Después de 40 años, un mexicano regresa al GP de Mónaco
CÉSAR HERRERA
Debieron pasar 40 años para que un mexicano regresara al Principado a bordo de un Fórmula Uno. Si la historia del automovilismo nacional en la máxima categoría de por sí es escasa, en el Gran Premio de Mónaco, aún más.
Sólo en cinco ocasiones un piloto azteca ha disputado la carrera más importante del mundo motor; la última, empero, hace cuatro décadas.
Este fin de semana, Sergio Pérez debutará en Montecarlo en una prueba de la máxima categoría con el legendario Pedro Rodríguez como único referente histórico, aunque no como único parámetro.
De hecho, Checo es el referente más alto de México ahí. Hace un año, Pérez se convirtió en el primer volante nacional en ganar sobre las calles del Principado, con una magistral exhibición durante la Carrera 1 de la GP2.
Esa tarde, Sergio, además, pasó al libro de registros como el primer mexicano en llevarse un triunfo de la categoría antesala de F1 y, encima, dio un primer paso hacia su firma con Sauber, equipo que quedó asombrado con su demostración.
El objetivo del tapatío en su año de novato no es el triunfo. Tras sumar sus primeros puntos el domingo pasado, en España, la misión de Checo es convertir la zona de puntos en una constante y el Top 10 en su hábitat natural. La tarea es complicada, pero no imposible.
Rodríguez es hasta ahora el único mexicano que ha corrido el GP de Mónaco. Su hermano Ricardo no tuvo oportunidad de correrlo, tampoco Moisés Solana.
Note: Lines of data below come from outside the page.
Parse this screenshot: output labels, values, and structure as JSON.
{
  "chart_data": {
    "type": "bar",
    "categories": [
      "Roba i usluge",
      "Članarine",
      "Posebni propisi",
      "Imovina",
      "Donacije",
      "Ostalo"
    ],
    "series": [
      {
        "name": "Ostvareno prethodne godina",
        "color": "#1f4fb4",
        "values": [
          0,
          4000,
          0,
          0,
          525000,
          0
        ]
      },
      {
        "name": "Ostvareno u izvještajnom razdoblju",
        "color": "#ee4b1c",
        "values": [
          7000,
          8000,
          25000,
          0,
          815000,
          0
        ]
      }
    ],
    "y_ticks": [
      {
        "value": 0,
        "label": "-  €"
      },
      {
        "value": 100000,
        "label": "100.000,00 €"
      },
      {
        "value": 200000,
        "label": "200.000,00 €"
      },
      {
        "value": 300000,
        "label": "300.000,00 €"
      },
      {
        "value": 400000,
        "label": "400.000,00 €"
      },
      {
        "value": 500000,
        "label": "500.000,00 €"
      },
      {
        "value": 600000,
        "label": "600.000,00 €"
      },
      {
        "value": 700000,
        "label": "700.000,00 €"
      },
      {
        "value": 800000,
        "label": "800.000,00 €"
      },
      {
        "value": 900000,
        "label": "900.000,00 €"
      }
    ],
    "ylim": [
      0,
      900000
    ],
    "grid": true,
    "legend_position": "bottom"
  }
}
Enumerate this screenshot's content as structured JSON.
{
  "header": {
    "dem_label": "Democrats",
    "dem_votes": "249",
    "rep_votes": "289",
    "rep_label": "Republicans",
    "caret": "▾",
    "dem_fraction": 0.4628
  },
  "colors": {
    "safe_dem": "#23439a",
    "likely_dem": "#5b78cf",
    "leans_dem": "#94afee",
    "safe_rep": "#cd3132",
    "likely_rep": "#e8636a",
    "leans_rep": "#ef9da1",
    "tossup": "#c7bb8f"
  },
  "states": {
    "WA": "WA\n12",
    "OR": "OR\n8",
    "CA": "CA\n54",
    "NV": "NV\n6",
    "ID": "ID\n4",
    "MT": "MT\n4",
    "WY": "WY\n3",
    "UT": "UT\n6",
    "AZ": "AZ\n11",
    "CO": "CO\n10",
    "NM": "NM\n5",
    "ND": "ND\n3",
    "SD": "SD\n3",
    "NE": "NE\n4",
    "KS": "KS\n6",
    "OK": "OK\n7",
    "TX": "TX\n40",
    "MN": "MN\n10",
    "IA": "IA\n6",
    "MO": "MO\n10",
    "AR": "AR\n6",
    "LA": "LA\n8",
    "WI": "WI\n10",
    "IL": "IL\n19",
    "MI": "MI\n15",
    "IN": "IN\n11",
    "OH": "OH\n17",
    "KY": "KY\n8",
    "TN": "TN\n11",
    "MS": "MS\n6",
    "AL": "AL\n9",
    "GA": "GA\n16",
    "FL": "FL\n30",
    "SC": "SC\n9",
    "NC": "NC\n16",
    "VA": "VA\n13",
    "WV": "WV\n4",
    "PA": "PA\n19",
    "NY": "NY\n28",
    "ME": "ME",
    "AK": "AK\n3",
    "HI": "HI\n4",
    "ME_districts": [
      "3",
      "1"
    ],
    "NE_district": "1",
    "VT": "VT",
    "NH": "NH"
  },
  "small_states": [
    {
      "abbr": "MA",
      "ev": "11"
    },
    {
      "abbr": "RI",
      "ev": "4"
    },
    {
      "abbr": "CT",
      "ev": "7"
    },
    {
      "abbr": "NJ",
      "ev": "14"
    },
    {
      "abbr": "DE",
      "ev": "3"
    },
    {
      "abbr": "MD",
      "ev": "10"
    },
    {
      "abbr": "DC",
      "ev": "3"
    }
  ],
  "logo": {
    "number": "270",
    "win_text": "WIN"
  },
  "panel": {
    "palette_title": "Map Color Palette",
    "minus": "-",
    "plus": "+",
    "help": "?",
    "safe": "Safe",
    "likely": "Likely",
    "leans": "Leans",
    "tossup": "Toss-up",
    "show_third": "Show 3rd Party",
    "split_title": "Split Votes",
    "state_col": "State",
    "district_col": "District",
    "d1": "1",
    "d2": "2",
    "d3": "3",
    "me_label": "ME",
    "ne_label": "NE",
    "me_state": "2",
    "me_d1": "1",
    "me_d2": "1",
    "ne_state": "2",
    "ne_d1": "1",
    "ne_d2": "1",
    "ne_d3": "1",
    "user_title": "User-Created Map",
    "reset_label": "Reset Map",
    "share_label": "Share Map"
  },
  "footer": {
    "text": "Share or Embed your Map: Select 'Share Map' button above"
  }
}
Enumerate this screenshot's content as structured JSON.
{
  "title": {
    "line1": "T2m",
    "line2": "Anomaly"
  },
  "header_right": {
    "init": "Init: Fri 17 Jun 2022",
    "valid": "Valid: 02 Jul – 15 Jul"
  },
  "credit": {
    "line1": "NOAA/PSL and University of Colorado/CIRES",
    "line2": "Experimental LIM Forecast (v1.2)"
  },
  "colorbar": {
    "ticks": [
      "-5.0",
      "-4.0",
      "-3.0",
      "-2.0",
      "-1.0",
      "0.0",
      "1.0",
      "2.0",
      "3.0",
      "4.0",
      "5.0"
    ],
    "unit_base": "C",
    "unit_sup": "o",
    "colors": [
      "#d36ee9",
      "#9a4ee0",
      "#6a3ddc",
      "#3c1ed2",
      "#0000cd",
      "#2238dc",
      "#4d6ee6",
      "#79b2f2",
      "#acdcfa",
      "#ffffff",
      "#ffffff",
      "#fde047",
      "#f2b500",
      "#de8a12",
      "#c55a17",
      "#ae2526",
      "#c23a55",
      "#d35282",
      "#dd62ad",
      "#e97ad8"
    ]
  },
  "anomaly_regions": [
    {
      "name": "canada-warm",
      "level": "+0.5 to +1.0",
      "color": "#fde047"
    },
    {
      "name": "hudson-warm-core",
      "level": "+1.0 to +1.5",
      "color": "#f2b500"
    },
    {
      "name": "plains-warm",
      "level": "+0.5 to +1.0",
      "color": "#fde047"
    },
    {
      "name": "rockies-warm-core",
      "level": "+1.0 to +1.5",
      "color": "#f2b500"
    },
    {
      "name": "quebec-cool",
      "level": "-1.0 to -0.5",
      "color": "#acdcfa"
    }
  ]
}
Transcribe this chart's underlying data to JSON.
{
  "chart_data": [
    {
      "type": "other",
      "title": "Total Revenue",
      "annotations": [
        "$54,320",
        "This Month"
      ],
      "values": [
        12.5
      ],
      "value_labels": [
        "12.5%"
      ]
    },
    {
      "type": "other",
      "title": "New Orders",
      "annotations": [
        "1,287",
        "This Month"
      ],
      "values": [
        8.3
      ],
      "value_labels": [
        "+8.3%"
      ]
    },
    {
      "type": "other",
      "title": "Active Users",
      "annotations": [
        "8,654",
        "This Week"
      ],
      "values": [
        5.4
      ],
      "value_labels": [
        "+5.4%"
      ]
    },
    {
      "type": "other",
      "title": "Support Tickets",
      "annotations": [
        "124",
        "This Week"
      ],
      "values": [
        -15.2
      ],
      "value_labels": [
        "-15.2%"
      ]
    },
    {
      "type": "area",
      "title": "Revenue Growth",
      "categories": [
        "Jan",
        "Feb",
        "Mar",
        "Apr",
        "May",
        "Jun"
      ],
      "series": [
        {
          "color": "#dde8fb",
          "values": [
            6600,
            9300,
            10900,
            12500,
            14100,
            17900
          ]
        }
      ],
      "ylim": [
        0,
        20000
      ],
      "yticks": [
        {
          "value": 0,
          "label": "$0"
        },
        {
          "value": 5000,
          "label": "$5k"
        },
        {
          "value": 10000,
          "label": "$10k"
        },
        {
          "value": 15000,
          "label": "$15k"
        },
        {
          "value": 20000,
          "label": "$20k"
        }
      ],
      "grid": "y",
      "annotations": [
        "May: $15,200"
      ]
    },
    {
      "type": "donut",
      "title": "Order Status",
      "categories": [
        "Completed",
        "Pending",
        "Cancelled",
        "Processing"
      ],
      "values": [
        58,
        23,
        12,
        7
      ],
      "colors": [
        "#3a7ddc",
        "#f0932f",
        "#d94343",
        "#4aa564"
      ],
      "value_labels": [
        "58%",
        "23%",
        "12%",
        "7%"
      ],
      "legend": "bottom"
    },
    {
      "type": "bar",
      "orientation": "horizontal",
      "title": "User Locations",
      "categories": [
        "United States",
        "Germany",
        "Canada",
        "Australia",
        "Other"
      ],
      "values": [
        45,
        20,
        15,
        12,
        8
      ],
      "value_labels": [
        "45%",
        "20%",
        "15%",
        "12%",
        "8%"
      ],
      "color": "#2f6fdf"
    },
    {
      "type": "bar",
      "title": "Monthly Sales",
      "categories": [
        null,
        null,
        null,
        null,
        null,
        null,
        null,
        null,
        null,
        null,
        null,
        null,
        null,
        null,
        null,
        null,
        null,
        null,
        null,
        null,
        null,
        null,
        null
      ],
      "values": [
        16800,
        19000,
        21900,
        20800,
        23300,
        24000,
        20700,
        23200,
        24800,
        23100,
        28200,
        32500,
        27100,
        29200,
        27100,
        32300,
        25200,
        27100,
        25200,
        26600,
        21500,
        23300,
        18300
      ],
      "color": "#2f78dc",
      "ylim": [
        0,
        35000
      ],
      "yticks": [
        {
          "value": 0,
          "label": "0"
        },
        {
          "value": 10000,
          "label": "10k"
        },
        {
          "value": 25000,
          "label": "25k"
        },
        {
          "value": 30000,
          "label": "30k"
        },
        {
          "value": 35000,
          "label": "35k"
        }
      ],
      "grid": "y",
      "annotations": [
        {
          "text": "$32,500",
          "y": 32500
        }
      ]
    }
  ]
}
Héctor Rebaque, en tanto, falló en clasificarse cada vez que lo intentó.
Pedro debutó en Montecarlo en 1967, con un quinto sitio. Rodríguez llegó al Principado con buenas expectativas, tras haber logrado en la carrera anterior su primera victoria en F1, en Sudáfrica.
Los siguientes cuatro años, Rodríguez no faltó a Mónaco. Sus resultados fueron dos retiros (1968 y 69), un sexto lugar (1970) y un noveno sitio (1971). Pedro se fue de la F1 y nadie más volvió al circuito callejero más importante del mundo.
Cuatro décadas más tarde, Checo inicia su historia en el GP por excelencia, la joya de la corona del automovilismo. Pérez está encaminado a ser el mexicano más exitoso de F1 y, por supuesto, en Mónaco.